Even though man invented God, Freeman feels, God is still God. This God just exists in the mind rather than out in the universe as the creator of all life.
Despite his nontraditional beliefs, Freeman has been traveling the world to learn about different religions for his new six-part National Geographic series, "The Story of God," premiering April 3.
"Why does almost everybody in the world have a God belief, however it's manifested, and why? It's a universal reality," Freeman said in a February interview at the National Geographic offices in downtown Washington.
In the show, Freeman visits the Wailing Wall in Jerusalem to discuss the existence of a messiah and travels the Ganges River in India to discuss Hindu understandings of life, death and rebirth. He takes viewers into Egyptian tombs and Aztec ruins.
Even though Freeman questions God's origins, he doesn't approach other religions with skepticism. "I'm not there to question the authenticity of their belief or faith, merely to learn from them," Freeman said.
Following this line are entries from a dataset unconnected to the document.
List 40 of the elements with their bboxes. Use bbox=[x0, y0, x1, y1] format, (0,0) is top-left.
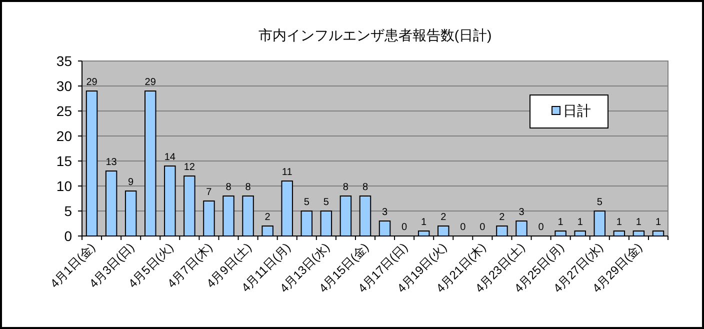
data-label: 5 bbox=[304, 197, 310, 208]
data-label: 29 bbox=[86, 77, 98, 88]
data-label: 1 bbox=[558, 217, 564, 228]
data-label: 11 bbox=[282, 167, 293, 178]
y-tick-label: 0 bbox=[64, 228, 72, 244]
data-label: 5 bbox=[323, 197, 330, 208]
data-label: 29 bbox=[144, 77, 156, 88]
data-label: 8 bbox=[342, 182, 349, 193]
data-label: 0 bbox=[460, 222, 466, 233]
data-label: 5 bbox=[596, 197, 603, 208]
data-label: 0 bbox=[538, 222, 544, 233]
legend-label: 日計 bbox=[563, 102, 591, 118]
data-label: 1 bbox=[421, 217, 428, 228]
chart-title: 市内インフルエンザ患者報告数(日計) bbox=[258, 27, 492, 43]
data-label: 8 bbox=[226, 182, 232, 193]
data-label: 0 bbox=[402, 222, 408, 233]
y-tick-label: 35 bbox=[56, 53, 72, 69]
data-label: 3 bbox=[382, 207, 388, 218]
y-tick-label: 15 bbox=[56, 153, 72, 169]
data-label: 2 bbox=[499, 212, 506, 223]
data-label: 3 bbox=[518, 207, 525, 218]
y-tick-label: 30 bbox=[56, 78, 72, 94]
y-tick-label: 20 bbox=[56, 128, 72, 144]
data-label: 1 bbox=[616, 217, 622, 228]
data-label: 13 bbox=[106, 157, 118, 168]
data-label: 14 bbox=[164, 152, 176, 163]
y-tick-label: 5 bbox=[64, 203, 72, 219]
data-label: 2 bbox=[440, 212, 447, 223]
data-label: 12 bbox=[184, 162, 196, 173]
data-label: 8 bbox=[245, 182, 252, 193]
data-label: 1 bbox=[655, 217, 662, 228]
data-label: 1 bbox=[577, 217, 584, 228]
data-label: 0 bbox=[480, 222, 486, 233]
y-tick-label: 10 bbox=[56, 178, 72, 194]
data-label: 9 bbox=[128, 177, 134, 188]
data-label: 2 bbox=[264, 212, 271, 223]
data-label: 1 bbox=[636, 217, 642, 228]
data-label: 7 bbox=[206, 187, 212, 198]
data-label: 8 bbox=[362, 182, 368, 193]
y-tick-label: 25 bbox=[56, 103, 72, 119]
"There's a presupposition that God exists in our series," added executive producer Lori McCreary, who accompanied Freeman at the interview.
Freeman and McCreary were particularly taken with Kinaalda, the Navajo coming-of-age ritual. Navajo girls around the ages of 12 to 14 (depending on when menstruation begins) go through the four-day rite that involves living austere lives, running toward the east every morning and grinding corn for cakes in the evening. The ritual ends with a public ceremony of dance and song.
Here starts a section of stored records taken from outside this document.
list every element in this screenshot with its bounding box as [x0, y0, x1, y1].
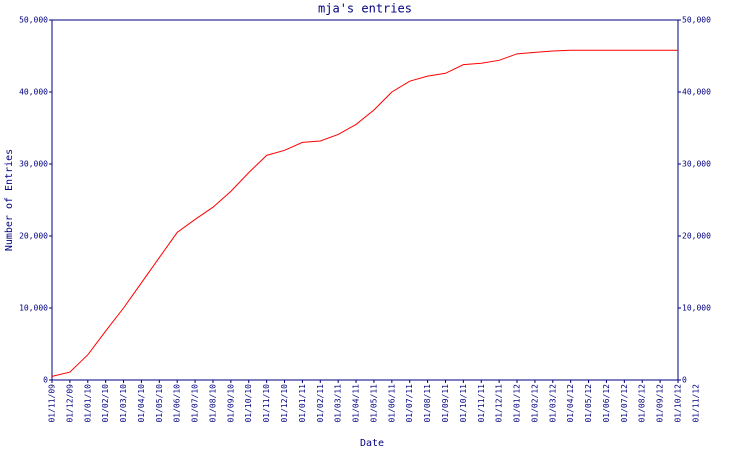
x-tick-label: 01/01/11	[298, 384, 307, 423]
x-tick-label: 01/04/12	[566, 384, 575, 423]
x-tick-label: 01/10/11	[459, 384, 468, 423]
x-tick-label: 01/08/12	[638, 384, 647, 423]
x-tick-label: 01/10/10	[244, 384, 253, 423]
x-tick-label: 01/03/12	[548, 384, 557, 423]
x-tick-label: 01/09/11	[441, 384, 450, 423]
y-axis-label: Number of Entries	[4, 149, 15, 251]
y-tick-label: 40,000	[19, 88, 48, 97]
x-tick-label: 01/05/12	[584, 384, 593, 423]
x-tick-label: 01/02/12	[530, 384, 539, 423]
x-tick-label: 01/07/11	[405, 384, 414, 423]
y-tick-label: 20,000	[19, 232, 48, 241]
x-tick-label: 01/02/11	[316, 384, 325, 423]
x-tick-label: 01/09/10	[226, 384, 235, 423]
x-tick-label: 01/05/11	[369, 384, 378, 423]
data-line	[51, 49, 678, 377]
y-tick-label: 30,000	[19, 160, 48, 169]
chart-title: mja's entries	[318, 2, 412, 16]
x-tick-label: 01/04/11	[352, 384, 361, 423]
x-tick-label: 01/03/10	[119, 384, 128, 423]
y2-tick-label: 20,000	[682, 232, 711, 241]
x-tick-label: 01/02/10	[101, 384, 110, 423]
x-tick-label: 01/07/12	[620, 384, 629, 423]
x-tick-label: 01/09/12	[656, 384, 665, 423]
x-tick-label: 01/08/10	[208, 384, 217, 423]
x-tick-label: 01/11/11	[477, 384, 486, 423]
y2-tick-label: 40,000	[682, 88, 711, 97]
x-tick-label: 01/08/11	[423, 384, 432, 423]
x-tick-label: 01/06/10	[173, 384, 182, 423]
x-tick-label: 01/12/10	[280, 384, 289, 423]
x-tick-label: 01/01/10	[83, 384, 92, 423]
x-tick-label: 01/05/10	[155, 384, 164, 423]
x-tick-label: 01/11/10	[262, 384, 271, 423]
x-axis-label: Date	[360, 438, 384, 449]
y2-tick-label: 0	[682, 376, 687, 385]
x-tick-label: 01/10/12	[674, 384, 683, 423]
x-tick-label: 01/12/09	[65, 384, 74, 423]
x-tick-label: 01/11/12	[691, 384, 700, 423]
x-tick-label: 01/06/11	[387, 384, 396, 423]
plot-frame	[51, 19, 679, 381]
x-tick-label: 01/11/09	[48, 384, 57, 423]
x-tick-label: 01/03/11	[334, 384, 343, 423]
y2-tick-label: 30,000	[682, 160, 711, 169]
x-tick-label: 01/07/10	[191, 384, 200, 423]
y-tick-label: 10,000	[19, 304, 48, 313]
x-tick-label: 01/06/12	[602, 384, 611, 423]
y-tick-label: 50,000	[19, 16, 48, 25]
x-tick-label: 01/04/10	[137, 384, 146, 423]
x-tick-label: 01/12/11	[495, 384, 504, 423]
y2-tick-label: 10,000	[682, 304, 711, 313]
y2-tick-label: 50,000	[682, 16, 711, 25]
y-tick-label: 0	[43, 376, 48, 385]
x-tick-label: 01/01/12	[513, 384, 522, 423]
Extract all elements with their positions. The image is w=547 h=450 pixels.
"It's emotionally and physically demanding," said McCreary, who was so moved by the ritual that she is still brought to tears whenever she views the footage.
Freeman also examines the ways science and religion can coexist — like when he talks with BINA48, a cyber consciousness that could be the future of life after physical death.
"One day a robot-like clone of a person's mind might be created," Freeman narrates in the premiere. "But would it really be them?"
McCreary, who is also chief executive and co-founder with Freeman of the production company Revelations Entertainment, often talks about religion with her niece and nephew because of what they see about religion on TV and in the news.
Most of the time religion is used as "window dressing" or the public reason for political conflicts and that leads to "misrepresentations and distortions," said James Younger, another executive producer of the show.
Revealing "truth," which is part of the Revelations Entertainment mission, does not mean pronouncing who is right and who is wrong. McCreary, Younger and Freeman want to challenge the "tyranny of certainty" and the "arrogance" that comes with it.
McCreary wants "The Story of God" to look at religion deeper, beyond the "small bits and pieces" we get "in a sound bite world."
"Hopefully the veil will be lifted and we'll be able to see each other in a new light," McCreary said.
And Freeman does more than just listen to others in "The Story of God." Occasionally he reflects on his own spiritual experiences. In the premiere, for instance Freeman shares about seeing a light while passing out once.
"What I perceived was the tiniest beam of light that, to me, was the final form of life," Freeman said. "It just occurred to me, holy cow there it is. There is the light that everyone talks about."